Un soir d'été, à Paris, Cléo, une jeune chanteuse, vit dans l'attente de résultats médicaux angoissants. La jeune femme se débat contre l'idée d'une mort prochaine et, par là-même entame une mue. De poupée frivole et égocentrée, elle devient une personne plus profonde et ouverte sur le monde.
Cléo de 5 à 7, c'est d'abord et avant tout un film d'Agnès Varda, sorti en 1962, avec Corinne Marchand dans le rôle phare de Cléo. On y déambule dans Paris à la suite de la protagoniste, on s'y heurte à sa suite à la violence, pour partie inconsciente, de son entourage qui ne prend pas ses craintes au sérieux et qui, habitué à sa personnalité de starlette, les appelle des caprices. Il y a quelque chose du Dernier Jour d'un Condamné de Victor Hugo dans ce film : la sentence de mort doit être prononcée par une journée radieuse, le récit est celui d'un compte à rebours. Mais Cléo est loin d'être incarcérée en attendant que l'on décide de son sort. Elle a la possibilité de s'échapper et le fait d'ailleurs dans une scène où elle se défait de sa perruque et de ses vêtements apprêtés pour revêtir une perruque et sortir seule dans les rues de la capitale.
C'est un plaisir de découvrir le film sous cette forme. Il n'est d'ailleurs pas nécessaire de l'avoir vu avant de se plonger dans le texte. Agnès Varda le précise dans l'avant-propos : le livre pourra aussi bien servir d'aide-mémoire pour les connaisseurs du film que de « cinéroman » - ou roman photo - pour les autres. Il est vrai que les photographies sont très nombreuses et permettent aisément de visualiser l'action. On est cependant loin du niveau d'un roman photos. Les dialogues sont complétés par des descriptions de l'action, du jeu des personnages, des indications sur les choix de plans, de mises en scène. Il est donc très facile de suivre non seulement l'histoire mais aussi ce qu'Agnès Varda voulait montrer de ses protagonistes.

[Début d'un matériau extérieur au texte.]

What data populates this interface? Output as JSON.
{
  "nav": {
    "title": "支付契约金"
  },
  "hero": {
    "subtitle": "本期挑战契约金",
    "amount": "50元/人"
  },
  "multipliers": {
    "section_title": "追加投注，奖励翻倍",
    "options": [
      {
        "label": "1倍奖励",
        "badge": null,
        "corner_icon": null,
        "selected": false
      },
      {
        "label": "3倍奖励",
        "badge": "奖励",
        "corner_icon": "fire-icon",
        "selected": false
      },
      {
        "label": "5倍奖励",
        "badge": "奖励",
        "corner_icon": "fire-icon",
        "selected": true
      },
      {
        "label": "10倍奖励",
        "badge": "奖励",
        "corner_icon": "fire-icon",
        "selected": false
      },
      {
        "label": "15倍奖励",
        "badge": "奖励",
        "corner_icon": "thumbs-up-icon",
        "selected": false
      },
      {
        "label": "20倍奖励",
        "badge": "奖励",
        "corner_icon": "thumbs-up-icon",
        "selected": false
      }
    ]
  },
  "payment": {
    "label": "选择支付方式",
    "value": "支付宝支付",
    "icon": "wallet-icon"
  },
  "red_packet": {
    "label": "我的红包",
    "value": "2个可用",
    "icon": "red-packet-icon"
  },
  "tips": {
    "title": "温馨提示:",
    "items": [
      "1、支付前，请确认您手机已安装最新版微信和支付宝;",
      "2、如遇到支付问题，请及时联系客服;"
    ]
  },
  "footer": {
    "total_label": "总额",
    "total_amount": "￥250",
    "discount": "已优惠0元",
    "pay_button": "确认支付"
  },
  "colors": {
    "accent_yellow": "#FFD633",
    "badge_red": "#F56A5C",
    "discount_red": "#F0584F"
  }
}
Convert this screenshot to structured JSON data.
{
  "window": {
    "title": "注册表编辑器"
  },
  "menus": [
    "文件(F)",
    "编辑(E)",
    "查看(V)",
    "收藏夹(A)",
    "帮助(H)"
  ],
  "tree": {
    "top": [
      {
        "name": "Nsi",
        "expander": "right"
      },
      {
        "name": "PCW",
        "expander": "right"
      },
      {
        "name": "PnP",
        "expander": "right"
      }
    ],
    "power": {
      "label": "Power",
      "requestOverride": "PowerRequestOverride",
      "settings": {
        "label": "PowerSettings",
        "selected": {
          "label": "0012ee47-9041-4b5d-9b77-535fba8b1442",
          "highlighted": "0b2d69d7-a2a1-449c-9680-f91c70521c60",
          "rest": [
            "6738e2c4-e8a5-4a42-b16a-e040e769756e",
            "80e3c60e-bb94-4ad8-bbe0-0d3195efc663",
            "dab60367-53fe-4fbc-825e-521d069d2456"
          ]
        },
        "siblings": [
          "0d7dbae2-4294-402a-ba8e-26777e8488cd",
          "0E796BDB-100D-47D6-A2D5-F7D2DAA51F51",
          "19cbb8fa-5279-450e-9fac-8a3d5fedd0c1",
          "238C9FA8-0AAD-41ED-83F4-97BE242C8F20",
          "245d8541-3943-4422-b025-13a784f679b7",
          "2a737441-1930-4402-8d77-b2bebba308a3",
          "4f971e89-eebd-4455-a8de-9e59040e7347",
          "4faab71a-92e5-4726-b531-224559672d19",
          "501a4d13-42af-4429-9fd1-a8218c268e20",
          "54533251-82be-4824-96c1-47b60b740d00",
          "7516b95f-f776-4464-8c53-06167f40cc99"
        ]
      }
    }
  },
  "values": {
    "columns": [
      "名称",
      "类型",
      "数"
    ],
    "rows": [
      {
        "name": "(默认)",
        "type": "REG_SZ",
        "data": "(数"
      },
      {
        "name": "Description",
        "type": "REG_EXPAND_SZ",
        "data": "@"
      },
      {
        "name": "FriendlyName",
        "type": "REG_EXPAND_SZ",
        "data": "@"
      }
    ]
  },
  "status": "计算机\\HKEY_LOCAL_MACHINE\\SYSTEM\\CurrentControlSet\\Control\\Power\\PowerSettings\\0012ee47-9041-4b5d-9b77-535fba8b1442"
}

Il est frappant de constater que l’œuvre de Varda, même réduite à son script et à des photographies, a la capacité de se suffire à elle-même au format papier. Avec son découpage en treize chapitres, son alternance des points de vue, l'évolution graduelle et spectaculaire de sa protagoniste, elle reste une œuvre d'une grande puissance.
On ne peut que louer le travail réalisé par Gallimard pour republier des écrits des cinéastes femmes ces dernières années. Elle rend accessible des textes qui autrement serait devenus délicats à se procurer étant donné leurs dates de première édition.
Cette nouvelle édition, avec son papier de bonne qualité et sa couverture sobre mais esthétique, est agréable à suivre. Elle contient un avant-propos d'Agnès Varda, écrit en 1962 et présentant son film, mais aussi deux préfaces récentes. La première, d'Audrey Diwan, interroge les thématiques du film, les jeux de miroirs, de métamorphoses et la conception de la liberté pour Varda. La seconde, de Véronique Le Bris, évoque les symboles mais aussi la place des héroïnes dans l’œuvre de la cinéaste.
Cette édition de Cléo de 5 à 7 est à mettre entre les mains des amoureux de cinéma comme d'héroïnes tourmentées par la vie.